The same trends are happening in the U.S., where birth rates have been on the decline. The latest data from the National Center for Health Statistics found that the nation’s fertility rate for women age 15-44 is at an all-time low of 62 births per 1,000 women.
To counteract these trends, Japan’s plan calls for drone delivery of products starting next year and self-driving trucks on roadways by 2022. There were 3.9 billion packages delivered in Japan last year by a delivery segment that is facing a worker shortage.
“In 2020, the government will conduct a test with a self-driving truck following a truck with a human driver on the Shin Tomei Expressway, with the aim to commercialize such vehicles as early as 2022,” wrote The Mainichi. The publication added that drone parcel deliveries will begin in 2018 to remote islands and mountain regions with a full-scale system in place in the early 2020s, serving cities.
Those timelines are very similar to what has been expected here in the U.S. What is different about Japan’s approach, though, is that these programs are being led by the government, rather than industry, said an analyst note from Morgan Stanley.
“What is particularly interesting about the Japanese government development is that the timeline came from a national government (rather than an individual company), suggesting, 1) international competition is heating up to come first to market in both technologies, and 2) regulation may not be an impediment to commercial implementation,” the analysts wrote.
In the U.S., there has been plenty of buzz surrounding autonomous trucks, drones and vehicle platoons. Later this year, Peloton is expected to begin offering a two-vehicle platoon system.
Still, despite the innovation, regulations have been an issue. For instance, laws allowing platoons only exist in 22 states currently and Starsky Robotics, which is developing an autonomous truck system that can be remotely controlled, told FreightWaves it’s system can only be tested in three states currently.
“Regulation has widely been framed as the biggest hurdle for the implementation of platooning/autonomous technology in the U.S, though we have been encouraged by recent developments – most recently, the signing of AB69 in Nevada which updates testing and commercial usage laws for fully autonomous vehicles,” Morgan Stanley’s note said. “We will continue to track the race to commercial implementation of autonomous trucks and remain confident in our timeline of platooning to launch in 2018 and autonomous trucks in 2020.”
Japan, too, has recognized this regulatory concern as technologies develop faster than politicians can pass laws. To address this, the Growth Strategic includes a “sandbox” provision that must still be passed by the country’s lawmakers.
“Current legislation does not take into account drones, fintech and other new technology, so measures to relax regulations will enter the spotlight,” Mainichi reports. “The government will also therefore introduce a Japan-style ‘regulatory sandbox’ to temporarily suspend regulations and allow companies to more easily test groundbreaking technology.”

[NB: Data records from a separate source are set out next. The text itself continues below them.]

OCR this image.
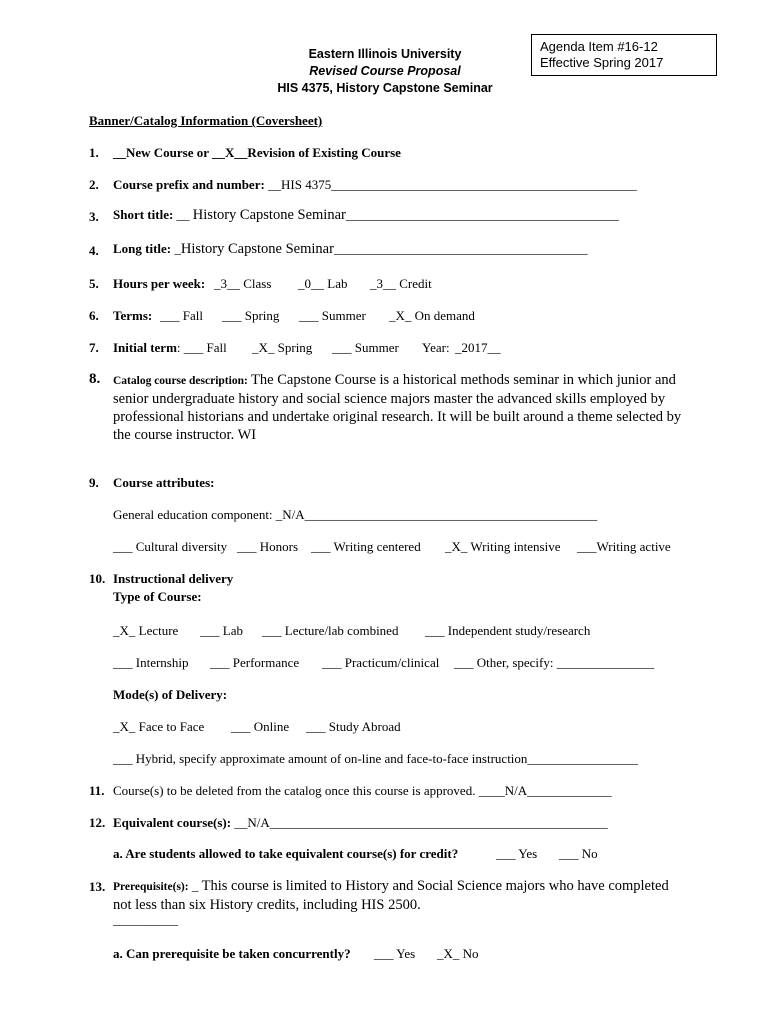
Agenda Item #16-12
Effective Spring 2017
Eastern Illinois University
Revised Course Proposal
HIS 4375, History Capstone Seminar
Banner/Catalog Information (Coversheet)
1. __New Course or __X__Revision of Existing Course
2. Course prefix and number: __HIS 4375_______________________________________________
3. Short title: __ History Capstone Seminar__________________________________________
4. Long title: _History Capstone Seminar_______________________________________
5. Hours per week: _3__ Class _0__ Lab _3__ Credit
6. Terms: ___ Fall ___ Spring ___ Summer _X_ On demand
7. Initial term: ___ Fall _X_ Spring ___ Summer Year: _2017__
8. Catalog course description: The Capstone Course is a historical methods seminar in which junior and senior undergraduate history and social science majors master the advanced skills employed by professional historians and undertake original research. It will be built around a theme selected by the course instructor. WI
9. Course attributes:
General education component: _N/A_____________________________________________
___ Cultural diversity ___ Honors ___ Writing centered _X_ Writing intensive ___Writing active
10. Instructional delivery
Type of Course:
_X_ Lecture ___ Lab ___ Lecture/lab combined ___ Independent study/research
___ Internship ___ Performance ___ Practicum/clinical ___ Other, specify: _______________
Mode(s) of Delivery:
_X_ Face to Face ___ Online ___ Study Abroad
___ Hybrid, specify approximate amount of on-line and face-to-face instruction_________________
11. Course(s) to be deleted from the catalog once this course is approved. ____N/A_____________
12. Equivalent course(s): __N/A____________________________________________________
a. Are students allowed to take equivalent course(s) for credit?	___ Yes ___ No
13. Prerequisite(s): _ This course is limited to History and Social Science majors who have completed not less than six History credits, including HIS 2500.
__________
a. Can prerequisite be taken concurrently? ___ Yes _X_ No
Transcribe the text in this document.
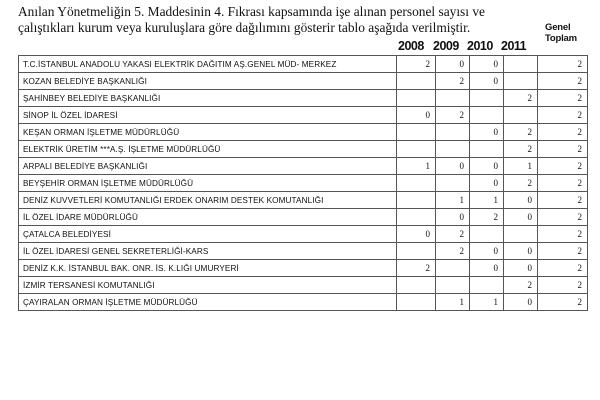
Anılan Yönetmeliğin 5. Maddesinin 4. Fıkrası kapsamında işe alınan personel sayısı ve

çalıştıkları kurum veya kuruluşlara göre dağılımını gösterir tablo aşağıda verilmiştir.	Genel
Toplam
2008 2009 2010 2011
T.C.İSTANBUL ANADOLU YAKASI ELEKTRİK DAĞITIM AŞ.GENEL MÜD- MERKEZ	2	0	0		2
KOZAN BELEDİYE BAŞKANLIĞI		2	0		2
ŞAHİNBEY BELEDİYE BAŞKANLIĞI				2	2
SİNOP İL ÖZEL İDARESİ	0	2			2
KEŞAN ORMAN İŞLETME MÜDÜRLÜĞÜ			0	2	2
ELEKTRİK ÜRETİM ***A.Ş. İŞLETME MÜDÜRLÜĞÜ				2	2
ARPALI BELEDİYE BAŞKANLIĞI	1	0	0	1	2
BEYŞEHİR ORMAN İŞLETME MÜDÜRLÜĞÜ			0	2	2
DENİZ KUVVETLERİ KOMUTANLIĞI ERDEK ONARIM DESTEK KOMUTANLIĞI		1	1	0	2
İL ÖZEL İDARE MÜDÜRLÜĞÜ		0	2	0	2
ÇATALCA BELEDİYESİ	0	2			2
İL ÖZEL İDARESİ GENEL SEKRETERLİĞİ-KARS		2	0	0	2
DENİZ K.K. İSTANBUL BAK. ONR. İS. K.LIĞI UMURYERİ	2		0	0	2
İZMİR TERSANESİ KOMUTANLIĞI				2	2
ÇAYIRALAN ORMAN İŞLETME MÜDÜRLÜĞÜ		1	1	0	2
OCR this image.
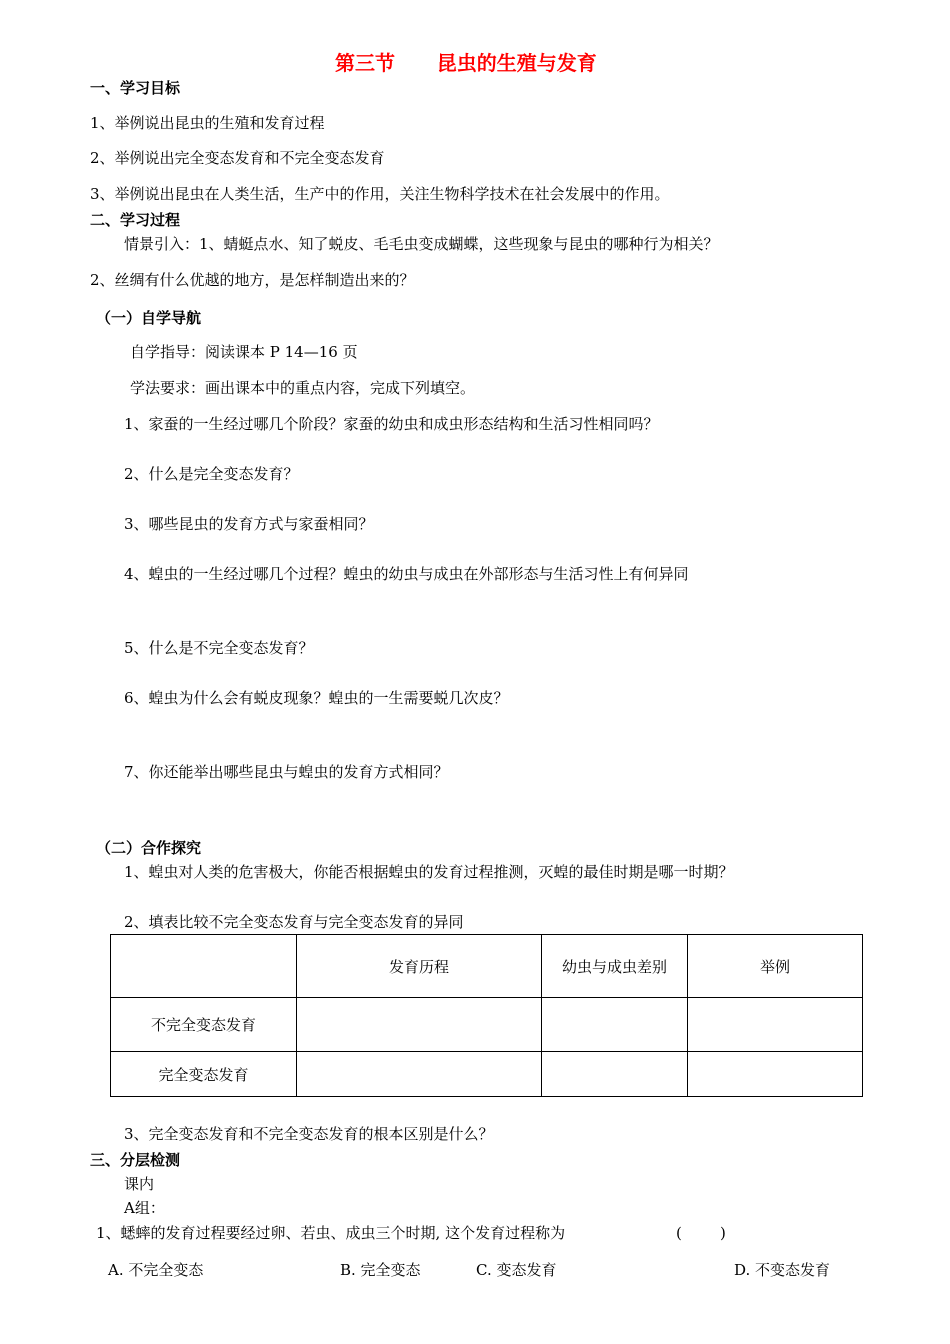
第三节      昆虫的生殖与发育
一、学习目标
1、举例说出昆虫的生殖和发育过程
2、举例说出完全变态发育和不完全变态发育
3、举例说出昆虫在人类生活，生产中的作用，关注生物科学技术在社会发展中的作用。
二、学习过程
情景引入：1、蜻蜓点水、知了蜕皮、毛毛虫变成蝴蝶，这些现象与昆虫的哪种行为相关？
2、丝绸有什么优越的地方，是怎样制造出来的？
（一）自学导航
自学指导：阅读课本 P 14—16 页
学法要求：画出课本中的重点内容，完成下列填空。
1、家蚕的一生经过哪几个阶段？家蚕的幼虫和成虫形态结构和生活习性相同吗？
2、什么是完全变态发育？
3、哪些昆虫的发育方式与家蚕相同？
4、蝗虫的一生经过哪几个过程？蝗虫的幼虫与成虫在外部形态与生活习性上有何异同
5、什么是不完全变态发育？
6、蝗虫为什么会有蜕皮现象？蝗虫的一生需要蜕几次皮？
7、你还能举出哪些昆虫与蝗虫的发育方式相同？
（二）合作探究
1、蝗虫对人类的危害极大，你能否根据蝗虫的发育过程推测，灭蝗的最佳时期是哪一时期？
2、填表比较不完全变态发育与完全变态发育的异同
	发育历程	幼虫与成虫差别	举例
不完全变态发育			
完全变态发育			
3、完全变态发育和不完全变态发育的根本区别是什么？
三、分层检测
课内
A组：
1、蟋蟀的发育过程要经过卵、若虫、成虫三个时期, 这个发育过程称为	(        )
A. 不完全变态	B. 完全变态	C. 变态发育	D. 不变态发育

This sandbox will allow companies to petition a local government authority to suspend rules that are preventing it from testing technologies in new arenas. This approach could accelerate the use of self-driving trucks and drones. It could be particularly helpful for drone deliveries in cities, which are already congested with traffic and people which could complicate any autonomous truck movements.
The approach Japan is taking to reinventing its society involves melding a strong, central approach with local flexibility in regulations. In many ways, it mirrors some of what is happening in the U.S. as the Trump administration seeks to return more control to state and local governments. However, unlike the U.S., which has long allowed industry to take the lead on projects such as autonomous driving and drone deliveries, Japan’s central government is leading the way.